A tali temperature le reazioni biochimiche sono rallentate e ciò consente di conservare meglio gli alimenti, anche se per tempi decisamente inferiori a quelli del congelamento.
Il limite massimo – È importante notare che una temperatura inferiore a 10 °C inibisce la crescita della maggior parte della flora patogena (uniche eccezioni la Listeria monocytogenes per la quale si deve scendere sotto ai 5 °C, la Salmonella, 5 °C, e la Yersinia enterocolitica, 0°C). Se ciò consente di conservare alimenti da normali degradazioni non patogene del prodotto (degradazioni che però interessano il gusto e l'aspetto), non consente di "rendere sicuro" l'alimento, la cui sicurezza deve essere garantita dai vari passi della filiera a monte della refrigerazione.
Il limite minimo – Dal paragrafo precedente risulta evidente che abbassare la temperatura anche di 1 o 2 °C può migliorare notevolmente la conservazione del prodotto, inibendo tutti quegli agenti, patogeni o meno, la cui temperatura minima di crescita sia abbastanza alta da essere superiore alla nuova soglia.

La temperatura corretta del frigorifero è 4 °C.

frigoriferoInfatti se la temperatura è troppo alta si diminuisce di molto il tempo di conservazione dei prodotti, mentre se è troppo bassa (per esempio 0°C) si danneggiano gli alimenti.

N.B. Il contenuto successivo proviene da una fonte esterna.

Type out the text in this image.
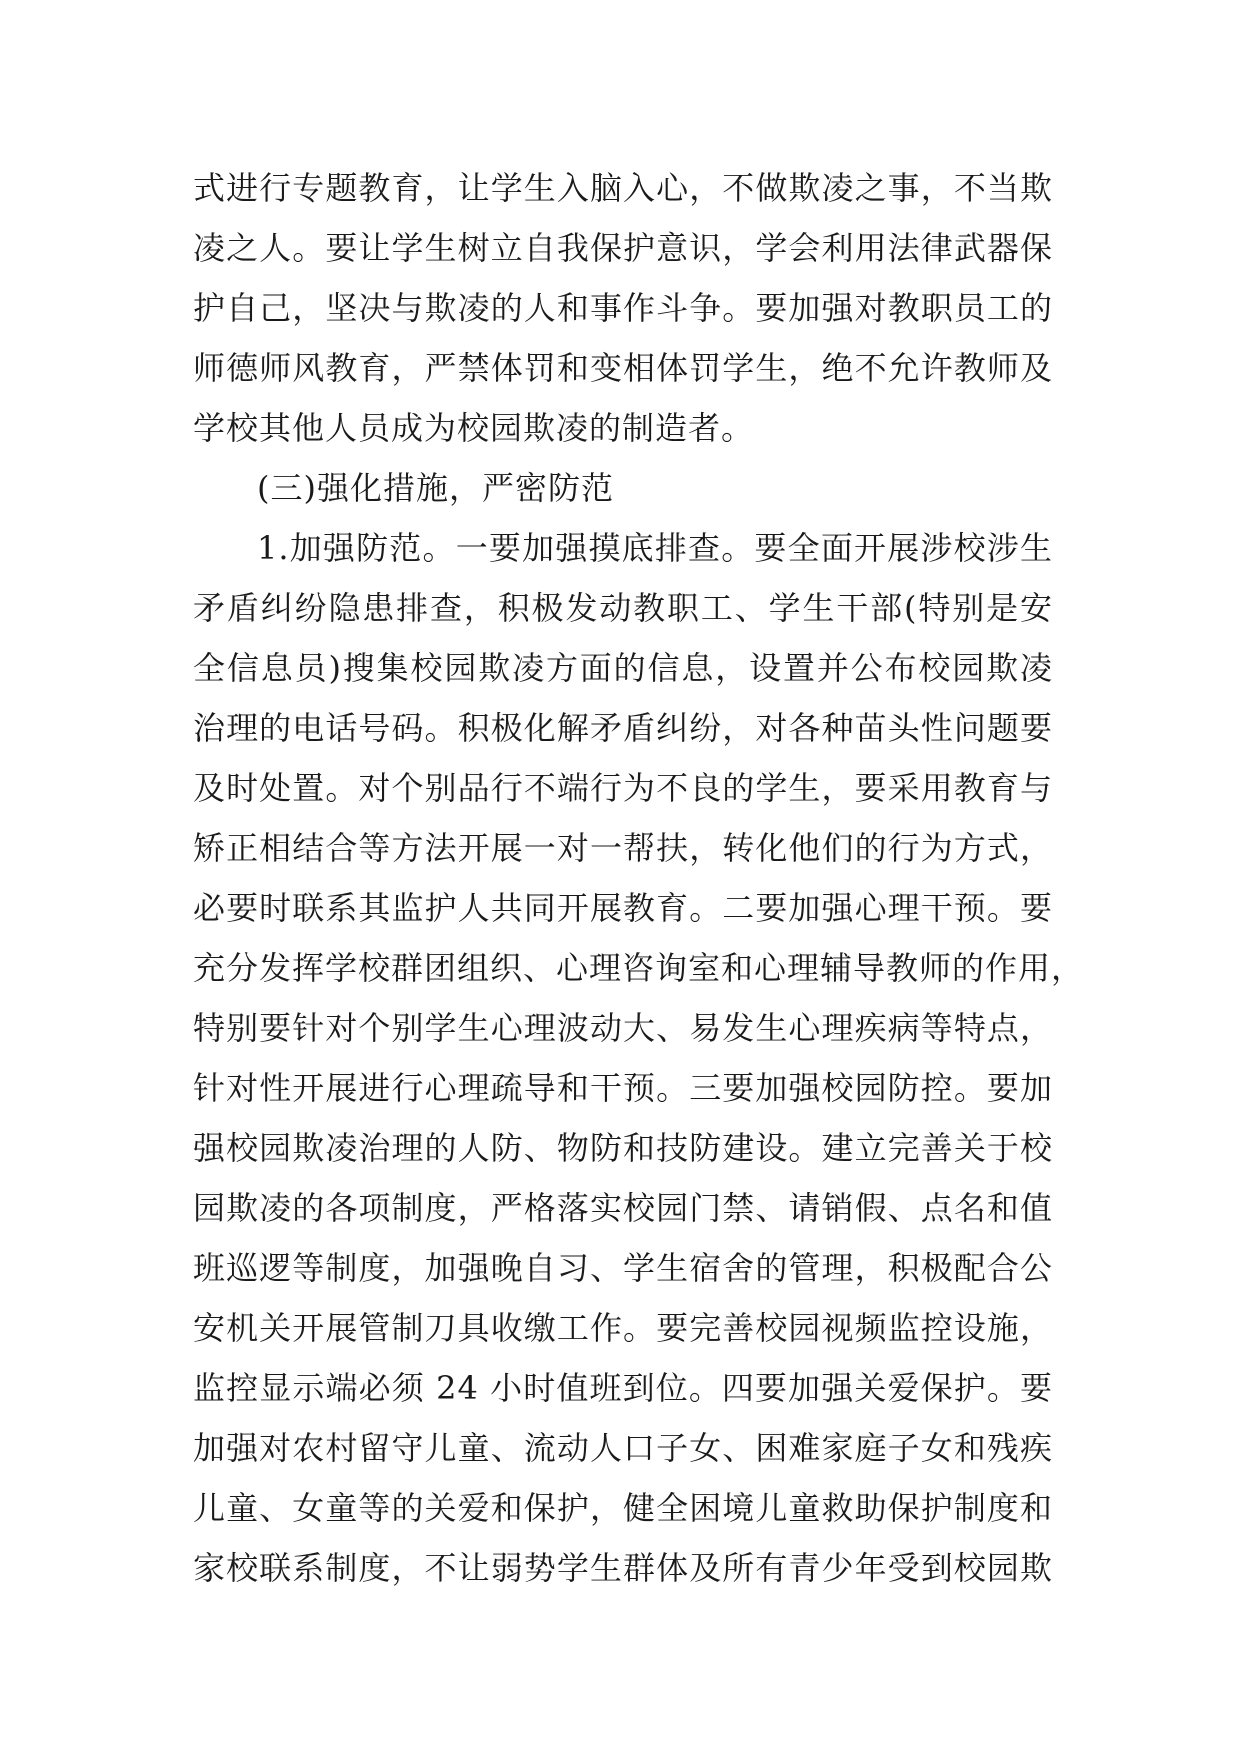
式进行专题教育，让学生入脑入心，不做欺凌之事，不当欺
凌之人。要让学生树立自我保护意识，学会利用法律武器保
护自己，坚决与欺凌的人和事作斗争。要加强对教职员工的
师德师风教育，严禁体罚和变相体罚学生，绝不允许教师及
学校其他人员成为校园欺凌的制造者。
(三)强化措施，严密防范
1.加强防范。一要加强摸底排查。要全面开展涉校涉生
矛盾纠纷隐患排查，积极发动教职工、学生干部(特别是安
全信息员)搜集校园欺凌方面的信息，设置并公布校园欺凌
治理的电话号码。积极化解矛盾纠纷，对各种苗头性问题要
及时处置。对个别品行不端行为不良的学生，要采用教育与
矫正相结合等方法开展一对一帮扶，转化他们的行为方式，
必要时联系其监护人共同开展教育。二要加强心理干预。要
充分发挥学校群团组织、心理咨询室和心理辅导教师的作用，
特别要针对个别学生心理波动大、易发生心理疾病等特点，
针对性开展进行心理疏导和干预。三要加强校园防控。要加
强校园欺凌治理的人防、物防和技防建设。建立完善关于校
园欺凌的各项制度，严格落实校园门禁、请销假、点名和值
班巡逻等制度，加强晚自习、学生宿舍的管理，积极配合公
安机关开展管制刀具收缴工作。要完善校园视频监控设施，
监控显示端必须 24 小时值班到位。四要加强关爱保护。要
加强对农村留守儿童、流动人口子女、困难家庭子女和残疾
儿童、女童等的关爱和保护，健全困境儿童救助保护制度和
家校联系制度，不让弱势学生群体及所有青少年受到校园欺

I consigli per l'uso corretto del frigorifero

  • La temperatura non è la stessa in tutto il frigorifero. In base al modello verificate la variazione di temperatura per usarlo al meglio.
  • Carne e pesce devono stare nella parte più fredda (di solito in basso). La parte centrale è adatta a uova, latticini, torte e quegli alimenti da conservare in frigorifero "dopo l'apertura". Nella parte a temperatura maggiore (di solito un cassetto apposito) si conservano le verdure e la frutta che possono essere danneggiate da temperature troppo basse. Infine lo sportello (che è la parte più calda) serve per tutti i cibi che hanno bisogno di una refrigerazione leggera, come le bevande.
  • Inserire gli alimenti appena comprati dietro a quelli vecchi (cosa non del tutto automatica con un riempimento frettoloso del frigorifero), in modo da consumare prima quelli meno freschi.
  • I cibi deperibili, i piatti cucinati e gli avanzi vanno refrigerati entro due ore.
  • La marinatura degli alimenti dovrebbe avvenire nel frigorifero.
  • Non mettere nel frigorifero alimenti troppo caldi.
  • Non riempire troppo il frigorifero per non bloccare il ricircolo dell'aria.
  • Non lavare frutta e verdura prima di metterle nel frigorifero perché l'umidità favorisce lo sviluppo della microflora.